I feel like I’ve read a bunch of dud’s lately and I was sorely disappointed to add Mary Magdalene by Diana Wallis Taylor to that list.  I really wish I could say otherwise because I LOVE biblical fiction and I’ve read other books by the author that I’ve enjoyed.

Mary Magdalene is a fictional account of the life of Mary Magdalene.  Mary was possessed by demons and was cured by Jesus.   This book tells of her life leading up to her mysterious illnesses and was really a great book until her husband died and she joined Jesus.  While she wove many biblical things into her tale, she really damaged her historical credibility by including heresy into her story.

First, we were introduced to Jesus’s siblings.  In my opinion, it was completely unnecessary to alienate half of your Christian readers by introducing this heresy.   It is believed that the Blessed Virgin Mary was a virgin not only Catholics, but also some Anglicans and Lutherans.    Introducing siblings cancels out her virginity.  Double-whammy.

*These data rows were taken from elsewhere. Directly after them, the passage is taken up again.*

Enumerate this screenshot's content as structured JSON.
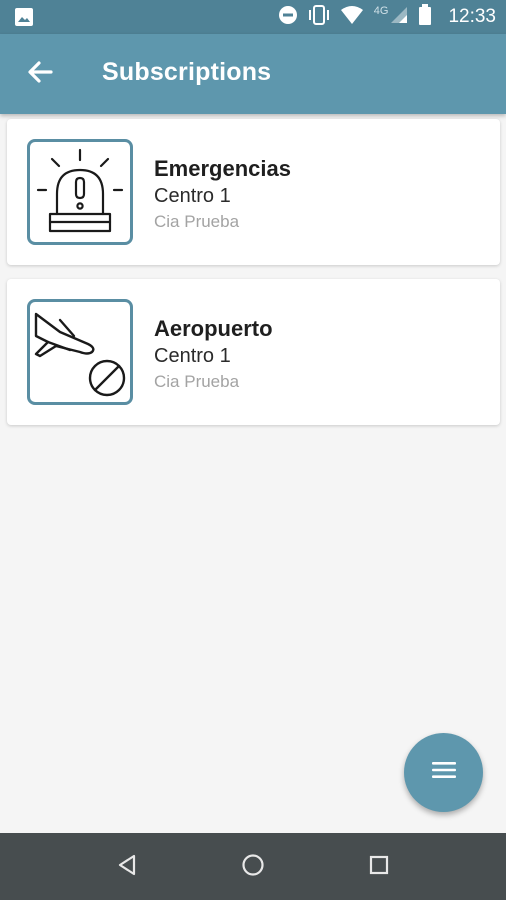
{
  "status_bar": {
    "time": "12:33",
    "network": "4G",
    "icons": [
      "gallery-icon",
      "do-not-disturb-icon",
      "vibrate-icon",
      "wifi-icon",
      "signal-icon",
      "battery-icon"
    ]
  },
  "app_bar": {
    "title": "Subscriptions",
    "back_icon": "arrow-left-icon"
  },
  "subscriptions": [
    {
      "name": "Emergencias",
      "center": "Centro 1",
      "company": "Cia Prueba",
      "icon": "siren-icon"
    },
    {
      "name": "Aeropuerto",
      "center": "Centro 1",
      "company": "Cia Prueba",
      "icon": "flight-cancelled-icon"
    }
  ],
  "fab": {
    "icon": "menu-icon"
  },
  "nav_bar": {
    "icons": [
      "back-triangle-icon",
      "home-circle-icon",
      "recents-square-icon"
    ]
  },
  "colors": {
    "status_bar": "#4f8296",
    "app_bar": "#5e97ad",
    "icon_border": "#5a8ea3",
    "background": "#f5f5f5",
    "nav_bar": "#474d4f"
  }
}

I really wish the story had been different.  If she hadn’t included those items in her book, it would have been a fabulous story.   I don’t think they were necessary to the plot and she could have found a different way to make the point she made with the characters.

So.   If you aren’t an orthodox Christian and have no problem with Jesus having siblings, you will probably really enjoy this book.  Despite historical problems and such, it really was well written and interesting.   If you are orthodox and believe in Mary’s virginity, skip it.   It just isn’t worth getting annoyed over.  Find another book.


Am I the only one who gets worked up about doctrinal differences?   Would you recommend a book contrary to your beliefs?


Jen S.


2 Comments on Mary Magdeline {Book Review}

  1. Diana Wallis Taylor
    26 June 2012 at 9:55 PM (9 years ago)

    Thank you for your comments. I have several Catholic friends and do respect the point of view of your church. I took my premise of brothers and sisters from the Gospel of Matthew, Chap. 13: 55,56. Also Mark 6:3 Where it specifically names the brothers of Jesus. His sisters are not named. The Book of James is attributed to Jesus’ brother James. Evidently he was well known and became the leader of the budding early church in Jerusalem. Also, in Jewish society, marriage and children were of primary importance. God, who created marriage, would not tell Joseph to take Mary as his wife and then remain celebate for the duration of their marriage. It would violate God’s law. The Bible calls Jesus Mary’s “first-born” son, not her only son. He was God’s only begotten son (through Mary). Every Jewish woman prayed for a son, who might be the promised Messiah.